The unique ecosystems of the San Luis Valley have a plethora of birds and waterfowl. A tapestry of wetlands and agricultural fields are filled with the sounds of cranes, geese, ducks and more, including deer and elk herds. The San Luis Valley has two national wildlife refuges open to the public, the Alamosa National Wildlife Refuge and the Monte Vista National Wildlife Refuge.

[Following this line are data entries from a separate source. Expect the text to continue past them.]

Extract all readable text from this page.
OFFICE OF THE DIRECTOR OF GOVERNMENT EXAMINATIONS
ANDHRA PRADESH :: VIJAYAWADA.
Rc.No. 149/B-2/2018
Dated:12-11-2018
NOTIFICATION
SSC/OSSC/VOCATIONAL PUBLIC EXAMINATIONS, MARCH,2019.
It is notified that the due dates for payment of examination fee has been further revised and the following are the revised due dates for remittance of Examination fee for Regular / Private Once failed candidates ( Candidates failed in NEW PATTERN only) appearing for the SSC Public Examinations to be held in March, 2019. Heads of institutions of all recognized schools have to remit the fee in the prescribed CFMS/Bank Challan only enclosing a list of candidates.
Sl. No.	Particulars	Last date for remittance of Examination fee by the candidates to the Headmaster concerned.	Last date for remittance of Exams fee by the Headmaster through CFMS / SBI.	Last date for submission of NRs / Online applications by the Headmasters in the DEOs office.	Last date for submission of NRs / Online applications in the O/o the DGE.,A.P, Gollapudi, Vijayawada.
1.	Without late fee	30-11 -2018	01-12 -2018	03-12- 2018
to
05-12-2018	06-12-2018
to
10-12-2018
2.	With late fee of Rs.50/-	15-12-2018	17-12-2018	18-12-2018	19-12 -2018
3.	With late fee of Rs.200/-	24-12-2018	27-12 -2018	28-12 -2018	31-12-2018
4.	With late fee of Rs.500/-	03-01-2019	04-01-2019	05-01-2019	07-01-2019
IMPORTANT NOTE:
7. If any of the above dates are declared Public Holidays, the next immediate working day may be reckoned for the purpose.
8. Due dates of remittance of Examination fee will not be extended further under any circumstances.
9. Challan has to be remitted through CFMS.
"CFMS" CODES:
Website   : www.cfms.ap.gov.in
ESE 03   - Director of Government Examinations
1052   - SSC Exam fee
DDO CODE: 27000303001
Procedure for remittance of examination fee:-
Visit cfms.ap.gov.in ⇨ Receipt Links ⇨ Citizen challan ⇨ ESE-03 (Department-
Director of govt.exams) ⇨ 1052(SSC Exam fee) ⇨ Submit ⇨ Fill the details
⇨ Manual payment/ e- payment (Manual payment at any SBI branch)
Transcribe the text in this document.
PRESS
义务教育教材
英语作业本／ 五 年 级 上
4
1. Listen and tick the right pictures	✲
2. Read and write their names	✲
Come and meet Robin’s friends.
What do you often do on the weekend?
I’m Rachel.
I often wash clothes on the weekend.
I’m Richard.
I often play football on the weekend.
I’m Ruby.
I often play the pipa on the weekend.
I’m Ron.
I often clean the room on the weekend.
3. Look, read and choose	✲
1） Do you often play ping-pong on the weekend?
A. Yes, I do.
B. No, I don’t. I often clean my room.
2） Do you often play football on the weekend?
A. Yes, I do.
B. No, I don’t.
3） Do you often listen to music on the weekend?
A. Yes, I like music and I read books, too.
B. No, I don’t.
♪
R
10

Established in 1952, the Monte Vista National Wildlife Refuge is 14,804 acres of artificially created yet intensively managed fields and wetlands to provide habitat for a wide variety of waterfowl and other water loving birds. Common varieties seen are mallards, teal and Canada geese, pintails, killdeer, egrets and herons, to name a few. A network of wells and irrigation canals provide precious water to maintain the wetland habitat. Every March nearly 20,000 Sandhill Cranes stop over for six weeks on their northern migration. The MV-NWR and local organizations host the Annual Crane Festival to welcome their arrival. It is truly a site to behold.
The Alamosa National Wildlife Refuge was established in 1962 and is 12,026 acres of uplands, riparian corridors, wet meadows and river oxbows. Providing food and a safe habitat, it is a haven for migratory birds and other wildlife. The wetland and river habitats provide a wildlife oasis in the dry region. The west side of the refuge borders the Rio Grande River which is essential for maintaining habitats for Mallard Ducks, Pintails, Teal, American Advocets, Killdeer, Canadian Geese, Egrets and Herons. The W-NWR also supports a variety of wildlife including Raptors like hawks and eagles, deer, beavers, coyotes and more.